A bit is a single electric signal or state somewhere in your computer, it is either 1 (high) or 0 (low). You don't need to care how the computer is able to have bits (think of them as microscopic electronic light switches), the important thing to know is that data is 1s and 0s. The storage of bits is called memory.

A bit alone can't do very much though, thus memory is usually interacted with in bytes: a group of 8 bits. By changing the bits in a byte, that byte can be made to represent 256 different things. The most common example is to make it represent text characters, for example the ASCII specification says that the bits 01000101 mean "6", and the bits 00110110 mean "E", and so on. If you wanted to make a program that supports ASCII, you would have to look up what bytes ASCII defines for each character. Thankfully almost all text in computers is ASCII or some derivative, and thus your compiler and other programs will handle it automatically.
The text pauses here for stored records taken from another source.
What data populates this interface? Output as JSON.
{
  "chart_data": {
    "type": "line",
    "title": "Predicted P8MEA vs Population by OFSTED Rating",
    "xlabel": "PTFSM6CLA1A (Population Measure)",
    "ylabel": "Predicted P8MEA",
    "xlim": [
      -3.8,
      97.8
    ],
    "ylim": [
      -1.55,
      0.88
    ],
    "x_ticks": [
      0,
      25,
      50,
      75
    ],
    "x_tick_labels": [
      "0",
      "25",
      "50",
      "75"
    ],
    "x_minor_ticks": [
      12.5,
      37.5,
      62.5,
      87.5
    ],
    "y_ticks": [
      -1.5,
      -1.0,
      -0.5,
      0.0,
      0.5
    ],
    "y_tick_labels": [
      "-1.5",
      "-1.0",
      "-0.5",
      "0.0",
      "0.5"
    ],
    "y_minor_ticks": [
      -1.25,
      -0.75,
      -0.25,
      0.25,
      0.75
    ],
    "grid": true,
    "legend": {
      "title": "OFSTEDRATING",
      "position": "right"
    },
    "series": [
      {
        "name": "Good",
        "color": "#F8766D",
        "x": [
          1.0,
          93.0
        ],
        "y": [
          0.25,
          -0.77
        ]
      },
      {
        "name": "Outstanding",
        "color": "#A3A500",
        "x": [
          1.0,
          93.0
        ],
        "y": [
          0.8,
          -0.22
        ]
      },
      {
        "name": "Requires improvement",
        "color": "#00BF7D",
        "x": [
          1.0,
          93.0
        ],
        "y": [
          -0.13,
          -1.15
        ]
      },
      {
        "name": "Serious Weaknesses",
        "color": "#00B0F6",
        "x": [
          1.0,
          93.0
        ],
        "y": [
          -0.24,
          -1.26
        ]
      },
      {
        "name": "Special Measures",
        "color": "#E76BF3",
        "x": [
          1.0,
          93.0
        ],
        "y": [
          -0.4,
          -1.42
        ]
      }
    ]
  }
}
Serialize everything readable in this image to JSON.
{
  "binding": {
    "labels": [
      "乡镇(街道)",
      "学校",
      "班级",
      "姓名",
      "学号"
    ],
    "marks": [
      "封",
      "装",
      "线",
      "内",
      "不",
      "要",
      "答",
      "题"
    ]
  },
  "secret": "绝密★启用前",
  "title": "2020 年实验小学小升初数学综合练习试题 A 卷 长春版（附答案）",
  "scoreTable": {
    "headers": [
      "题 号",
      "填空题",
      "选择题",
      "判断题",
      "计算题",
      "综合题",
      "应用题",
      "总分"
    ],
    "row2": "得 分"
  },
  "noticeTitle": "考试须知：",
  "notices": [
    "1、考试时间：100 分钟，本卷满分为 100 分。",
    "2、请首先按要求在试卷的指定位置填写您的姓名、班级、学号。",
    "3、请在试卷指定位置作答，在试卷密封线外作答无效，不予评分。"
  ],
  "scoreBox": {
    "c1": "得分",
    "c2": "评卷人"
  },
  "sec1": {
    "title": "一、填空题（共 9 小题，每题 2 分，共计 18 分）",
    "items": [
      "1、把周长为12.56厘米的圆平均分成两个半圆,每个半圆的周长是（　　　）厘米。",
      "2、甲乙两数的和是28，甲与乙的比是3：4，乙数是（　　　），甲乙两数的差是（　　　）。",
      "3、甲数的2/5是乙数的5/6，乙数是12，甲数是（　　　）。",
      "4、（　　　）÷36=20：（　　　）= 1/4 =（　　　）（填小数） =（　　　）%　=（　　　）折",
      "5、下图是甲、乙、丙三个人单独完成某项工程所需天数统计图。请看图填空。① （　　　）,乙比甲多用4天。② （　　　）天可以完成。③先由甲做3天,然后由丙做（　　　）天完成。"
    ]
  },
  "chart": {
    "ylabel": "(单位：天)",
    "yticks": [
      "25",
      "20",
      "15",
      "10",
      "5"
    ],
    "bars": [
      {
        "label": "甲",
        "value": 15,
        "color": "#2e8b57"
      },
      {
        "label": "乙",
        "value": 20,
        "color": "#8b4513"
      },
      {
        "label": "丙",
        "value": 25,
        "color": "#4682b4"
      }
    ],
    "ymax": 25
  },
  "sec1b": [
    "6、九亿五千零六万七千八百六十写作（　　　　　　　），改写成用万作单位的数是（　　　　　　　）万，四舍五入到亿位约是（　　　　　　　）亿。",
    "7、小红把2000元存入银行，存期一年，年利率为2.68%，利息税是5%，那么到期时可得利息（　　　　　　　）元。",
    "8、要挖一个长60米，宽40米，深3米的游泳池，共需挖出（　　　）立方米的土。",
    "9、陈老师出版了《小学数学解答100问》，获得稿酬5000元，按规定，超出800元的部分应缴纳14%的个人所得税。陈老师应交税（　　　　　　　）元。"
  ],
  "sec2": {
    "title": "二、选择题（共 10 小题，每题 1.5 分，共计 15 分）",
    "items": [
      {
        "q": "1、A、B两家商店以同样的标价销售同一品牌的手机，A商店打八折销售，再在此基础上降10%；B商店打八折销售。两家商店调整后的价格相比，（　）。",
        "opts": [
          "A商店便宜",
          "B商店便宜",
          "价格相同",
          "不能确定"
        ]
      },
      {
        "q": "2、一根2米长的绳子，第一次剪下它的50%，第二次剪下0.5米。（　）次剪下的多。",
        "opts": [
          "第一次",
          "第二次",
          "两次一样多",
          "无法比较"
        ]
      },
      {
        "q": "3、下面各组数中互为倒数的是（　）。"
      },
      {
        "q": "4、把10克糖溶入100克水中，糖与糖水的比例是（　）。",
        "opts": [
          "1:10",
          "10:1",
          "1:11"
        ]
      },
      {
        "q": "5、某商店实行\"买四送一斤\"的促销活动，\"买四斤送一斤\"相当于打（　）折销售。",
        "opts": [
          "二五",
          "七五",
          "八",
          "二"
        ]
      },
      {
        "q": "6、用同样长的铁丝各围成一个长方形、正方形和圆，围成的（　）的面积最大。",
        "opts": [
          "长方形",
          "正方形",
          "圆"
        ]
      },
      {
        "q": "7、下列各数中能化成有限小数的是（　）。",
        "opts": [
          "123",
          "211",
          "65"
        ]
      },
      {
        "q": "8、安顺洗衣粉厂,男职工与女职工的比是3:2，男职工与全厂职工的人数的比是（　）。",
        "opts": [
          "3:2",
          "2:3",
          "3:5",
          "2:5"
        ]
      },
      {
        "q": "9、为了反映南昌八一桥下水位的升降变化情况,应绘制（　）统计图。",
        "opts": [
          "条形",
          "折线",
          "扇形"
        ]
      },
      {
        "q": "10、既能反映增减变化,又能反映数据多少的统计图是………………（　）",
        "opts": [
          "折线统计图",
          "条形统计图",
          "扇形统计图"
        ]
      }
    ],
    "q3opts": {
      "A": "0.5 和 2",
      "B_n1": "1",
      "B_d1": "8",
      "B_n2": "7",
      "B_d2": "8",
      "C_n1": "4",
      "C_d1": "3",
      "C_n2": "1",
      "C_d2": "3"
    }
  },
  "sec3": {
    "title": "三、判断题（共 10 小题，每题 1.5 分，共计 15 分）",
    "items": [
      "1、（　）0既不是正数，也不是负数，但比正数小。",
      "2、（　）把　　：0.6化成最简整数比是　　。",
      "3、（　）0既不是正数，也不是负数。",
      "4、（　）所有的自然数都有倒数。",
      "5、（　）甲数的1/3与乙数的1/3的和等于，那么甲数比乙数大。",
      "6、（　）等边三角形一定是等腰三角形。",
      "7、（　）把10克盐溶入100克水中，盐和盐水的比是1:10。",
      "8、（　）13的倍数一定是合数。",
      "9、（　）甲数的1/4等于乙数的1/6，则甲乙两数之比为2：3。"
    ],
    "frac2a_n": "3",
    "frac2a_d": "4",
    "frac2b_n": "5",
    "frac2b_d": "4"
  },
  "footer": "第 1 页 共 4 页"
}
You could write your own text system that uses completely different bits to represent "6" and "E", ASCII is just a commonly agreed way to do it. There's some values in a byte that don't represent useful ASCII characters, the game Dwarf Fortress for example uses those values to represent it's graphics. It's completely up to you how to use your data to do interesting things.

You can go further by grouping bytes, for example 4 bytes can be used to represent a typical integer; a number with 4,294,967,296 different possible values. When you're writing programs, it is important to be at least somewhat aware of what kind of data you're using: when you put an integer somewhere, you're putting in 4 bytes worth of data. If there's another integer next to it in memory then it would be 4 bytes away, if you want space for 10 integers then you would need 40 bytes of memory...

All of this will make much more sense when we actually write a program that uses data.

Why C?

This guide will be using the C language. You may wonder why, C is old and you might have heard that it's difficult or dangerous.

It is true that C is "dangerous", just like it is true that riding a bike without training wheels is dangerous. C is dangerous in part because it has a relatively high amount of freedom, it doesn't tell you that you're not allowed to do dangerous things. Throughout this guide I will try to mention ways to help you avoid mistakes.

While C is indeed very old, it's still widely used because it's simple and there's no direct upgrade to what it is. C doesn't pile up countless unnecessary things and (often bad) ideas on top of the basics in the same way that languages like C++ do, nor does it try to hide the computer away from you like so many new languages do. Many of the most performant tools and libraries are made in C, and a lot of the systems that we use are at least partially made with C on the inside.

There is no perfect language and C isn't one either, there's plenty of ways in which C could be improved and C++ actually does some of those things, but C knowledge is certainly valuable since it works at such a fundamental level, most other languages are derived from it, and it almost directly translates to C++ which is the current industry standard language for software development.

C is particularly useful for learning because if you read about C, you're reading about low level programming. If you read about C++, you'll be drowning in C++ features and possibly a lot of bad opinions about how you "should" program, because C++ has so many features and different ways of programming in it.

Making your program fast usually involves going back to the basics and programming the way the computer wants you to instead of relying on "conveniences" that someone thought would make coding easier. Learning C will almost inherently teach you the right practices because that's how you're meant to program C.